ROMAN
Albin Michel
Parution le 4 janvier 2023
Jacques, conducteur de métro, nous présente la « faune souterraine » qu’il connait si bien, après tant d’années passées à mener son long serpent d’acier à travers les entrailles parisiennes. À chaque station de la ligne 6 son personnage, ses belles histoires ou ses anecdotes sordides sous le ciel de faïence du Métropolitain.
Jacques sait reconnaître la poésie qui l’entoure, la magie d’un quotidien que l’on déprécie souvent. « Le quotidien c’est beau, c’est comme la matière noire. On n’y prête pas attention mais c’est habité. » Alors le conducteur de rame décide un jour de consigner par écrit toutes ces vies qui défilent.
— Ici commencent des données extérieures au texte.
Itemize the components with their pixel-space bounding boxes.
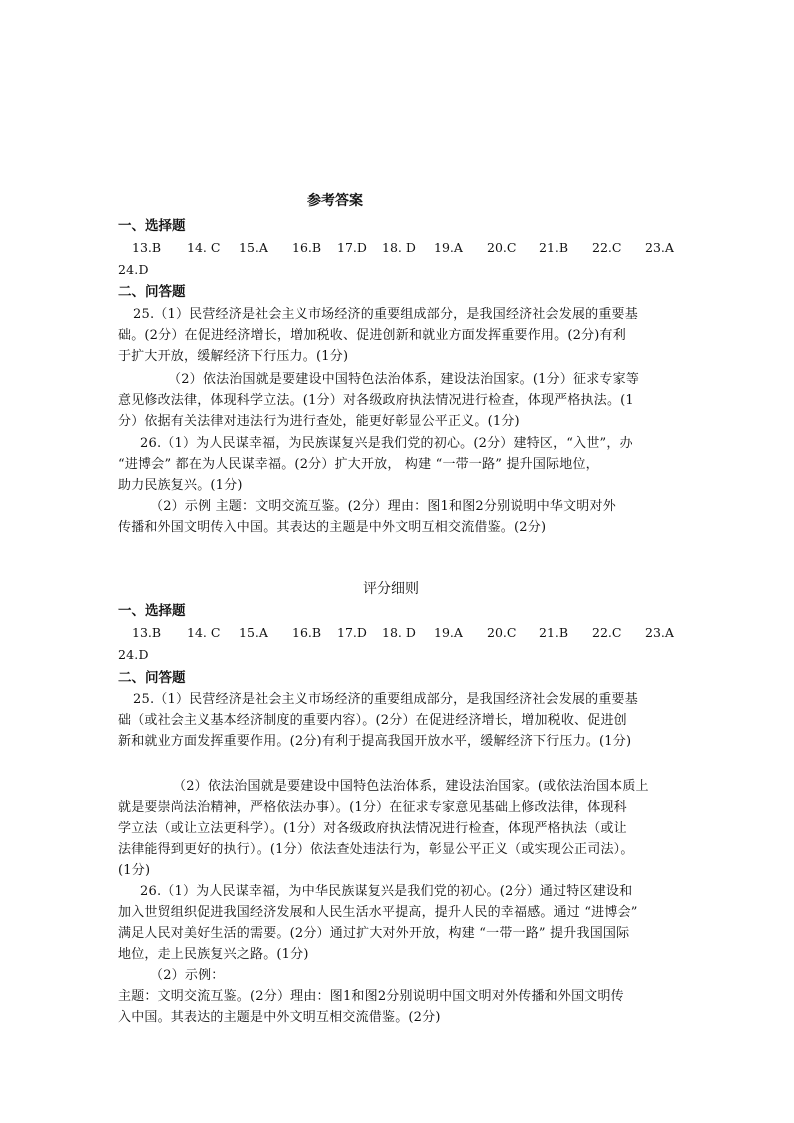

Dans le « monde d’en-bas », son métier le place à la croisée de nombreuses destinées, conjonction de vies souvent cabossées et personnages hauts en couleur, chanteurs et musiciens, prédicateurs, SDF philosophes. Suivre Jacques dans son tunnel, c’est parfois prendre aussi conscience que la vie ne tient qu’à un fil.
Céline Laurens s’intéresse à celles et ceux qui ont choisi de vivre à l’écart de la société, loin du soleil. Sous un ciel de faïence, c’est aussi le récit de la relation qui unit Jacques à Madeleine – comme la station -, rencontrée un jour sur son lieu de travail, Madeleine fantasque et hypocondriaque, grande gueule qui a, elle aussi, quelques démons à faire taire. Alors certes le théâtre du métro n’est pas toujours reluisant, notamment le long de la ligne 12, la plus profonde, abysse jonché de junkies et autres individus peu recommandables – voire carrément abjectes – fantômes errants sous la terre. La RATP accueille aussi les provinciaux singeant les Parisiens et les « bourgeois à poussettes », rois de la (sur)consommation qui eux, au contraire de Jacques, ne font pas vraiment attention à ce qui les entoure. Le métro comme un condensé de l’époque actuelle. Céline Laurens, Prix Roger Nimier 2022 pour Là où la caravane passe, délaisse les gens du voyage pour les voyageurs du quotidien et nous fait ressentir l’« ivresse des profondeurs » avec ce deuxième roman qui est aussi un bel hommage à certains lieux de la capitale dont on peut apprécier quelques architectures. Car la ligne 6 est parfois aérienne, comme l’écriture de la romancière.